I like the bike and bought it as NOS last year. I think of it as a "Caddy" of a bike. Super cushy, slightly overweight, kind of flexy, with a definate sexiness. Great long distance bike.


----------



## Dave Hickey (Jan 27, 2002)

AlexCad5 said:


> I assume it was their entry level frame set. When was it built?
> I like the bike and bought it as NOS last year. I think of it as a "Caddy" of a bike. Super cushy, slightly overweight, kind of flexy, with a definate sexiness. Great long distance bike.


Great long distance bike. It was sold in the mid-90's. The lowest end LOOK at the time was the 221. The 221 has aluminum stays and fork. The 231 had carbon stays. The weight was just under 4lbs for frame and fork so it really isn't that much heavier than other LOOK of that period. Does yours have a carbon or aluminum fork?

At the time LOOK sold the 221,231,251,and 271 lugged frames

I liked 231 and 251 because they have smooth lug/tube interface instead of the standard stepped lugs on the 221 and 271.

Tell me what size you have and I'll send the geometry if you're interested..


----------



## AlexCad5 (Jan 2, 2005)

Dave Hickey said:


> Great long distance bike. It was sold in the mid-90's. The lowest end LOOK at the time was the 221. The 221 has aluminum stays and fork. The 231 had carbon stays. The weight was just under 4lbs for frame and fork so it really isn't that much heavier than other LOOK of that period. Does yours have a carbon or aluminum fork?
> 
> At the time LOOK sold the 221,231,251,and 271 lugged frames
> 
> ...


 It was sold with a very heavy @600gm, Pizzaz carbon fork. I have not (yet) replaced since what is available in a 1" fork is more than I paid for the frame. I had been wondering about the smooth lugs/tube transition, which isn't what Look is known for.
At times I wondered if it might be a counterfit, but then if you were going to make a counterfit you would copy the high end frame, wouldn't you.
The paint has cracked along the top tube / lug connection, although I don't have any reason to think that it indicates it is becoming unbonded.
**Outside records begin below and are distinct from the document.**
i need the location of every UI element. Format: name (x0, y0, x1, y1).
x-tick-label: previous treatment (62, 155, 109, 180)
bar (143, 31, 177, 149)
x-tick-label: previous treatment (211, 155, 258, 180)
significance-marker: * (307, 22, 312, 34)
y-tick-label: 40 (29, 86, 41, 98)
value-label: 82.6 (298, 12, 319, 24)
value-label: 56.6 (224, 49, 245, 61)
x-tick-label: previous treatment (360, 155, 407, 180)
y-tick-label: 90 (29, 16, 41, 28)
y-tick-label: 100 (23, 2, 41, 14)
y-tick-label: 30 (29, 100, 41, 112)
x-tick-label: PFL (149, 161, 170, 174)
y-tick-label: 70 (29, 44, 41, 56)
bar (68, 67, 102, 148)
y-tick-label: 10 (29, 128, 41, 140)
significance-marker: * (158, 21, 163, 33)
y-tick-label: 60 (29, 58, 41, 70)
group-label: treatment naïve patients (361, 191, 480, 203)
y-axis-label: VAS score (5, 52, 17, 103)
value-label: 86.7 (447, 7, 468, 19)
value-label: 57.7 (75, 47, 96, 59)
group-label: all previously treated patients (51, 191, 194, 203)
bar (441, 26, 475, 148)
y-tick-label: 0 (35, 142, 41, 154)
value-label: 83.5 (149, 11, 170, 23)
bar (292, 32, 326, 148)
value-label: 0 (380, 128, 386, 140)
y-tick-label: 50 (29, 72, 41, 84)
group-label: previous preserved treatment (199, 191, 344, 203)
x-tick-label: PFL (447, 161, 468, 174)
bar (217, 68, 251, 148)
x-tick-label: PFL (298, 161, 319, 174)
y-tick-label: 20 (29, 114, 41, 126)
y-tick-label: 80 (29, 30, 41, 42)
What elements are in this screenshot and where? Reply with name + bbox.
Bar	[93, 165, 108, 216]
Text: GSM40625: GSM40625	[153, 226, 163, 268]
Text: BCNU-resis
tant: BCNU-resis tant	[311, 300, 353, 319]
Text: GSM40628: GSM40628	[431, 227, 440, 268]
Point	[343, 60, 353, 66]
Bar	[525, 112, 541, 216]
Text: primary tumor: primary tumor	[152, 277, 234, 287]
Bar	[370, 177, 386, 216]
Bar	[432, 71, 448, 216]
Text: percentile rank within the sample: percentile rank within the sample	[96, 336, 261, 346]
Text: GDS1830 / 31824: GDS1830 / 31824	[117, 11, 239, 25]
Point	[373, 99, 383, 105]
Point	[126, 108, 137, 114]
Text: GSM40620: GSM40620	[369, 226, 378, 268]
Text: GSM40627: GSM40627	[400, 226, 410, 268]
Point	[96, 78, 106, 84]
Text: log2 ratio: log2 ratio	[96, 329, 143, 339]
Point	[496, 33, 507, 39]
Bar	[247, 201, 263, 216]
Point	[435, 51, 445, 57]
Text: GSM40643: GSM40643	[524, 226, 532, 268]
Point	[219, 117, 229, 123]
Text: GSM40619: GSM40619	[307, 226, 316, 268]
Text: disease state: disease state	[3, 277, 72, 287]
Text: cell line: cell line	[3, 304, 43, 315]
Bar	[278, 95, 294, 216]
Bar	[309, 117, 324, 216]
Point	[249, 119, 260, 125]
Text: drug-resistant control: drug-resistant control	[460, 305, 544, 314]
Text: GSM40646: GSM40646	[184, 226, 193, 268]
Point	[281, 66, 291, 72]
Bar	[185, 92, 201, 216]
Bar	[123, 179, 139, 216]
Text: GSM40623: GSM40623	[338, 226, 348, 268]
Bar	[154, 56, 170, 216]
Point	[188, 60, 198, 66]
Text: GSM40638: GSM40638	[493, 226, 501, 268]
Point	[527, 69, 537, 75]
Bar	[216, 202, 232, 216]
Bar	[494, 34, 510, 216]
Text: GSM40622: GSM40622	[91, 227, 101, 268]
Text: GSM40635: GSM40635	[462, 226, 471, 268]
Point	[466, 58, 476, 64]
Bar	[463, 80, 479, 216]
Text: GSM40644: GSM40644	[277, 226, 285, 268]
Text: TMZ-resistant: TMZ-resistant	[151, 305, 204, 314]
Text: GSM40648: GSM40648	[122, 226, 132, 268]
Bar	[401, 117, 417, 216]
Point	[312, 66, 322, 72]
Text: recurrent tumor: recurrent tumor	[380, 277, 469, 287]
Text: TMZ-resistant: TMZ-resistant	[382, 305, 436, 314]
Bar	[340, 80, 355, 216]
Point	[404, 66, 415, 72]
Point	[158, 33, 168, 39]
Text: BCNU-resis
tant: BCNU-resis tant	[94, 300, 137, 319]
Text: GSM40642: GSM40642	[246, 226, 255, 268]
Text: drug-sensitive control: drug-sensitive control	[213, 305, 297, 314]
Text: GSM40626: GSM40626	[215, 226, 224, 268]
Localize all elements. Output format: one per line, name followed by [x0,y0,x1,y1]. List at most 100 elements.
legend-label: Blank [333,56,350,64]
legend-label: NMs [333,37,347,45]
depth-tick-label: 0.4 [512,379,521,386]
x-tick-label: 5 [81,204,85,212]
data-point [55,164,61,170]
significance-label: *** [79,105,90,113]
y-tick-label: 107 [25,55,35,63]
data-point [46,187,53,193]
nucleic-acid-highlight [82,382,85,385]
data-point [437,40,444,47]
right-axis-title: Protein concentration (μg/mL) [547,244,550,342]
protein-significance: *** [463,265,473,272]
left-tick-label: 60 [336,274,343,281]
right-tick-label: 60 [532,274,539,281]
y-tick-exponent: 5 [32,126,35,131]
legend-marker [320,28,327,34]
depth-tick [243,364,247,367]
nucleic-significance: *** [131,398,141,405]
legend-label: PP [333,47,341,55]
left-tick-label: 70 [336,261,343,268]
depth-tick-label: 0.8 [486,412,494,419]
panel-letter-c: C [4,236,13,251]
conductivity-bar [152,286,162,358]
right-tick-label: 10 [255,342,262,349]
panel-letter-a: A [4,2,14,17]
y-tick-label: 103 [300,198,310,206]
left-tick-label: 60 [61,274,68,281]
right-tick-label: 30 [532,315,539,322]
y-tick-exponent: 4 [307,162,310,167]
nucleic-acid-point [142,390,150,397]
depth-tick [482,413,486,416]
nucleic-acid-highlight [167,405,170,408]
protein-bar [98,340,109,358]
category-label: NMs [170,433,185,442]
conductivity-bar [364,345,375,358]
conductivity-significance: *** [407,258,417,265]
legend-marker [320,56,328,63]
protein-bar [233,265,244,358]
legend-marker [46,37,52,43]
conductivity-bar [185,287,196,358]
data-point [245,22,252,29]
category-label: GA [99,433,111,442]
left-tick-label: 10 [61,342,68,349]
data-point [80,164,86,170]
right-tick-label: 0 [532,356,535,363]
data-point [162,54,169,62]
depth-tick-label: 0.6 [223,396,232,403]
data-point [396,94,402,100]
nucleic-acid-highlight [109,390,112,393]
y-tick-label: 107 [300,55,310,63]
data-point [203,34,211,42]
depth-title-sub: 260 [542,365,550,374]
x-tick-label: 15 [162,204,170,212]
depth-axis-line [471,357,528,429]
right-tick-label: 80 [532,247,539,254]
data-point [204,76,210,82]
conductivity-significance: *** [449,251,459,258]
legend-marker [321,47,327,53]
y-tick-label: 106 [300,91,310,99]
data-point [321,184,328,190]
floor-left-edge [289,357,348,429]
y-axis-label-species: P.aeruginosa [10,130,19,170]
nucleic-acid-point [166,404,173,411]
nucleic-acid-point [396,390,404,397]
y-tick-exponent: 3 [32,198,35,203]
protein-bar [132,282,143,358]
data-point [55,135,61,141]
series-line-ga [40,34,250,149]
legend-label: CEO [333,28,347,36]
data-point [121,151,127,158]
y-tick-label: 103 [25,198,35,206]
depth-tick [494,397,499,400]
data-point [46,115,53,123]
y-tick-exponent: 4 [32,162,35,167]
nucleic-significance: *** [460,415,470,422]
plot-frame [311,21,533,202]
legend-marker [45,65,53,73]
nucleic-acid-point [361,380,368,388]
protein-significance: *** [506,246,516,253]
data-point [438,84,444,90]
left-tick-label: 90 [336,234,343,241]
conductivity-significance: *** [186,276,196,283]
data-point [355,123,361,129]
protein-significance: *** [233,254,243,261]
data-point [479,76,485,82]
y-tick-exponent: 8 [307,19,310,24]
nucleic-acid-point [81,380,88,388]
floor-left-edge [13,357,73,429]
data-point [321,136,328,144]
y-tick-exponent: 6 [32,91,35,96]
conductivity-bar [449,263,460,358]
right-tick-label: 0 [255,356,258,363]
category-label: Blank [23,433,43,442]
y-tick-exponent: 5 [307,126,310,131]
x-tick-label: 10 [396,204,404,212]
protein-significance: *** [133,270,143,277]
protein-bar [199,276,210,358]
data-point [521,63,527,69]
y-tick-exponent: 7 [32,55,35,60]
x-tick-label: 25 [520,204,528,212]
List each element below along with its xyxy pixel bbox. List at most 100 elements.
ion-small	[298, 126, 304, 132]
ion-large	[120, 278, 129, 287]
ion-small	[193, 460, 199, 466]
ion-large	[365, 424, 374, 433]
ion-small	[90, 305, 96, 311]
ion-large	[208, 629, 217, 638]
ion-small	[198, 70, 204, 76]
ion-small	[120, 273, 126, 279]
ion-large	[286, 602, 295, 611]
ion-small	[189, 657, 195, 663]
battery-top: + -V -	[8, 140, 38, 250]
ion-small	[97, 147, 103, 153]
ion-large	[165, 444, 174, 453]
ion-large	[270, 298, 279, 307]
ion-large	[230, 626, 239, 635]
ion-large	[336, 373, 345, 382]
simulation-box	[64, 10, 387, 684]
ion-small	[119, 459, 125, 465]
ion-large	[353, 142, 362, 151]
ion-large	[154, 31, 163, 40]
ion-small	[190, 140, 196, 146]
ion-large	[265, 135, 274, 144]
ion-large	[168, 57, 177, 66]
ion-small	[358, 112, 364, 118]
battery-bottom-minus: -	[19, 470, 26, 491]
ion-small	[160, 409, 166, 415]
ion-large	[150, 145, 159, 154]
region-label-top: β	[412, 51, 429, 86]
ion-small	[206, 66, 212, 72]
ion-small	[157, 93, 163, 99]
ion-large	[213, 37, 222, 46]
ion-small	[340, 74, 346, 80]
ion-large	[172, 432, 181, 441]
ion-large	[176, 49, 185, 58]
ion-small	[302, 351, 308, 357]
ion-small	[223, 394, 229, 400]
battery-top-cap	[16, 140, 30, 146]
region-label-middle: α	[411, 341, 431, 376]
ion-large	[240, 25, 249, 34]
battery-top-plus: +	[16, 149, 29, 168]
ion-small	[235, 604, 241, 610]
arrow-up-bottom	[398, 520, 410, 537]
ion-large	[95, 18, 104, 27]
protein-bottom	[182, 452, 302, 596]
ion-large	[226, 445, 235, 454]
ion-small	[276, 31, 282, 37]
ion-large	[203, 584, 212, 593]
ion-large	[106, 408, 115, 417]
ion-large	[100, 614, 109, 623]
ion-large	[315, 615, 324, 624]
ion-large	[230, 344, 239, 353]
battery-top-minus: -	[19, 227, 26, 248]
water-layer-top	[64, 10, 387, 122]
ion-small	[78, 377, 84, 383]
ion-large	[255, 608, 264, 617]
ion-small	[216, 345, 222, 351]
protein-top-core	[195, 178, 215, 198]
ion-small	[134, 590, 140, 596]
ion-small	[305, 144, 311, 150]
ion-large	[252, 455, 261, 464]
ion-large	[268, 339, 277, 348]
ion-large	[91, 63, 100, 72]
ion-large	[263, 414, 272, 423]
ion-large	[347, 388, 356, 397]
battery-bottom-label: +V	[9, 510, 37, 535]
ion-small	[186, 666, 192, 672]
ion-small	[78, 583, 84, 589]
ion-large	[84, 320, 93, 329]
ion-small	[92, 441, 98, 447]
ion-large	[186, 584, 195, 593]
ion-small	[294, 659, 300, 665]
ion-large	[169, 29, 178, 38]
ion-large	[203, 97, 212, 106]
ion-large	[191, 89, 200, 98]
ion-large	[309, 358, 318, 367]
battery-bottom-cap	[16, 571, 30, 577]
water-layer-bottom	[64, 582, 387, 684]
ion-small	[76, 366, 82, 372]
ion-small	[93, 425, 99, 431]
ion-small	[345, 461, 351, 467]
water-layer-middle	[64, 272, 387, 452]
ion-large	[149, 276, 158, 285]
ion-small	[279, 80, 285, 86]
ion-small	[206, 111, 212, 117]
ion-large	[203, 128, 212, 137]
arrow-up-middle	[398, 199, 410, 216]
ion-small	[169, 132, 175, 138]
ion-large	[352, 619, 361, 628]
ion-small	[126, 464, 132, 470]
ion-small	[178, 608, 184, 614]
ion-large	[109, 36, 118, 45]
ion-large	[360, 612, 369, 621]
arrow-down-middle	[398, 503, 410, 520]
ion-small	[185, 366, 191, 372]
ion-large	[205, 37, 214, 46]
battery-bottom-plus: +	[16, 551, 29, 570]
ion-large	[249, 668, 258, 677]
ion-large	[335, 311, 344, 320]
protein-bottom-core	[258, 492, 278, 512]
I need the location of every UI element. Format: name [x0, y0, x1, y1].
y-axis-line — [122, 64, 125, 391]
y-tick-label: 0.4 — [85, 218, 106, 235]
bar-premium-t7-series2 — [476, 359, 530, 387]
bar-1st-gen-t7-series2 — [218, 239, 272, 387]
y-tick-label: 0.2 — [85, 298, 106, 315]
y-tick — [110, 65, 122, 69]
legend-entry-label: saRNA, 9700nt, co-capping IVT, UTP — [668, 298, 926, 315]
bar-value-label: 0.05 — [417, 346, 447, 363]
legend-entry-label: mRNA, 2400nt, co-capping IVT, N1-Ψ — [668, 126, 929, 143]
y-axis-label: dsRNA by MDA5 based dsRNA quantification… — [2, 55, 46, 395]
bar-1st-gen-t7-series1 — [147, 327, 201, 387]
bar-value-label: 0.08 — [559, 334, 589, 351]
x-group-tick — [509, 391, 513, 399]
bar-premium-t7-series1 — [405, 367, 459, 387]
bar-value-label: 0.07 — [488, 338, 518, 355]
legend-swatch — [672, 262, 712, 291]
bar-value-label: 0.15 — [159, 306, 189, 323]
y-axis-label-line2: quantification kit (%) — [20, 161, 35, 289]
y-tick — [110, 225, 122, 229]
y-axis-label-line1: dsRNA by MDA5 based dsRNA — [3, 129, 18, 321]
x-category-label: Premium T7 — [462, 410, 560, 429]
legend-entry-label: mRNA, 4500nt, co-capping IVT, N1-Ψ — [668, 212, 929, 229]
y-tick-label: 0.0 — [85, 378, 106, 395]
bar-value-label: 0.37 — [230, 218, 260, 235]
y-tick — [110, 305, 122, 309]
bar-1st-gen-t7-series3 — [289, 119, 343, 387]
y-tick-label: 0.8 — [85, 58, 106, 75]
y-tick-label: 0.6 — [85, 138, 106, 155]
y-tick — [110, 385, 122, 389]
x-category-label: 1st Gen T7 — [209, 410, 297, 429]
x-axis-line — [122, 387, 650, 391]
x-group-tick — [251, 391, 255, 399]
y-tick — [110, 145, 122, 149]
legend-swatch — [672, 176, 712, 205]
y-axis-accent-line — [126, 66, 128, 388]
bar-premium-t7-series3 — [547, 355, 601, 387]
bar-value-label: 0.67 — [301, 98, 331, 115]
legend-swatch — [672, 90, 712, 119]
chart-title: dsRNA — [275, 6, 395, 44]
I've got just under 2000miles on this frame, riding it from August to December of last year when I tore it down to for parts to build up two other frames. Just getting it built up again, and hope to take it out tomorrow.
It's 57cm, and although is a little to big for me in the seat tube (in terms of modern ideas about sizing) the ride is stable and steering is neutral, and the lenght of the tubes ultimately make it even more comfortable. I especially noticed on the trainer it was flexy at the bb, although my high cadence /moderate power style means it probably doesn't matter that much. 
Thanks for all of your info.


----------